Australia's Future Tax System

Final Report: Detailed Analysis

Chapter D: Taxing consumption

D1. A cash flow tax

D1–3 A sustainable tax base

The long-term sustainability and simplicity of an efficient consumption tax depends on its design and structure. The tax needs to be robust to short-term pressures to make changes to pursue other policy objectives. To be sustainable, a comprehensive broad-based tax should remain simple over time.

The current GST system achieves stability of the tax base by requiring unanimous agreement between the Australian government and the States before any changes can be made to the base or rate of GST. However, while this administrative arrangement has been effective in protecting the GST tax base, it makes it difficult to make improvements to the GST, as any government has an effective veto.

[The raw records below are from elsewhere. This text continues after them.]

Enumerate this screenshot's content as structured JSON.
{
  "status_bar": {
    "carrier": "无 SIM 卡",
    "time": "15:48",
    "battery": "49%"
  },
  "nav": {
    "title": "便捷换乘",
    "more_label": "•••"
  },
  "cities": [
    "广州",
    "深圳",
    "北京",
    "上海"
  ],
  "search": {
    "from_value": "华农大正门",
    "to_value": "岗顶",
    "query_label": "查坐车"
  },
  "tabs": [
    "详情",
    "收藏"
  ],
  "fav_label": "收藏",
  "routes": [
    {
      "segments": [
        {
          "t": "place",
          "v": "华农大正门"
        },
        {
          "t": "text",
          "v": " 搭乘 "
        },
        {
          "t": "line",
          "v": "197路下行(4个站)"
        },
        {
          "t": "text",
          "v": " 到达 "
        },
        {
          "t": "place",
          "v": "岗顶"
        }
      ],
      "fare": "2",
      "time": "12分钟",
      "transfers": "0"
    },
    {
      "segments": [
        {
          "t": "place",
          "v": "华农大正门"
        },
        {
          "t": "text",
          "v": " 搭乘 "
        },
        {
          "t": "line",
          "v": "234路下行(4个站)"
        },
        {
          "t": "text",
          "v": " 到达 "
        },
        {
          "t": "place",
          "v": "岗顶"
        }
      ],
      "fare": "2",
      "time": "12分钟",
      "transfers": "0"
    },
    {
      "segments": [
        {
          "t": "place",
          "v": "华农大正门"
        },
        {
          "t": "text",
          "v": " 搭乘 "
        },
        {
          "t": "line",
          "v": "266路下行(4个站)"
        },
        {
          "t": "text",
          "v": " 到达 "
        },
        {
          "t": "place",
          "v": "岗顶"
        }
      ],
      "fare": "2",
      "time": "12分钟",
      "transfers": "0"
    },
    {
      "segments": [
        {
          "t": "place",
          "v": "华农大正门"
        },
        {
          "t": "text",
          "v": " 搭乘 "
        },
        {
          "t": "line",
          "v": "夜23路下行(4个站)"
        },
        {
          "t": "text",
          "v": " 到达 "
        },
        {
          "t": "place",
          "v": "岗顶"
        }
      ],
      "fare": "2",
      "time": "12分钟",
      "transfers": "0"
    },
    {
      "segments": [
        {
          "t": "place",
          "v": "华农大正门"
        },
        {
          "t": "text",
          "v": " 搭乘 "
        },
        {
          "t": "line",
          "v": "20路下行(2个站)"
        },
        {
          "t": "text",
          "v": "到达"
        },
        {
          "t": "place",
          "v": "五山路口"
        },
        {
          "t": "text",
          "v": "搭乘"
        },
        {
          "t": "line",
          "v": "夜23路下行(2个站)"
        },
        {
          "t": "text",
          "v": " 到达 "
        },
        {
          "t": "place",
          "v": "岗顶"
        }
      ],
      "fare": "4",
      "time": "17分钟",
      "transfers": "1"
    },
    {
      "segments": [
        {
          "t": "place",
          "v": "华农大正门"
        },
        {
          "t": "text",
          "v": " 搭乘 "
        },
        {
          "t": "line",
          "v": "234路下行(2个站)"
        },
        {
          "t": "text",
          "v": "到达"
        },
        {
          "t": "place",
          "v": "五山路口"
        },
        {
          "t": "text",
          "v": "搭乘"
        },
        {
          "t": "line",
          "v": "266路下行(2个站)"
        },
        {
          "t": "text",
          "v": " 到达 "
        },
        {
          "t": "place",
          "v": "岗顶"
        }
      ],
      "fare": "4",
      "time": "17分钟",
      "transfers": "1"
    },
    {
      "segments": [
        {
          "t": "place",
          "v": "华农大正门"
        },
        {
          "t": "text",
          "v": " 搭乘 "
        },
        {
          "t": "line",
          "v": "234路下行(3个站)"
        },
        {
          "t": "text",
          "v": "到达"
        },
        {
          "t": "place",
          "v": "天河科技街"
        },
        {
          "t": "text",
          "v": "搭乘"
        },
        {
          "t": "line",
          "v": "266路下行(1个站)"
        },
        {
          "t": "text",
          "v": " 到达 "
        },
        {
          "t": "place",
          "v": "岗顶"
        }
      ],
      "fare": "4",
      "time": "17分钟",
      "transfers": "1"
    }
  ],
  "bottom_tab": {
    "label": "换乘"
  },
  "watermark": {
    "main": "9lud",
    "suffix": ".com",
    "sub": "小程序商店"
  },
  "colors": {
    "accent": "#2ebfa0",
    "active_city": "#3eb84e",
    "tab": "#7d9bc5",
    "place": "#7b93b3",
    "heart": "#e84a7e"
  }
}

A direct subtraction method tax would not require the same institutional arrangement as a GST. Because net cash flows, rather than individual goods and services, would be taxed, there would be no need for the GST's system of invoices to enforce different tax treatments for different goods or services. The direct subtraction method would allow specific entities — such as very small businesses — to be removed from the system entirely, without making the system more complicated for those entities that remain (given that the tax makes no distinction between cash flows to or from 'registered' or 'unregistered' entities).

Finding

A destination-based cash flow tax, calculated on a direct subtraction basis, could be an efficient, simple and sustainable method of taxing domestic consumption.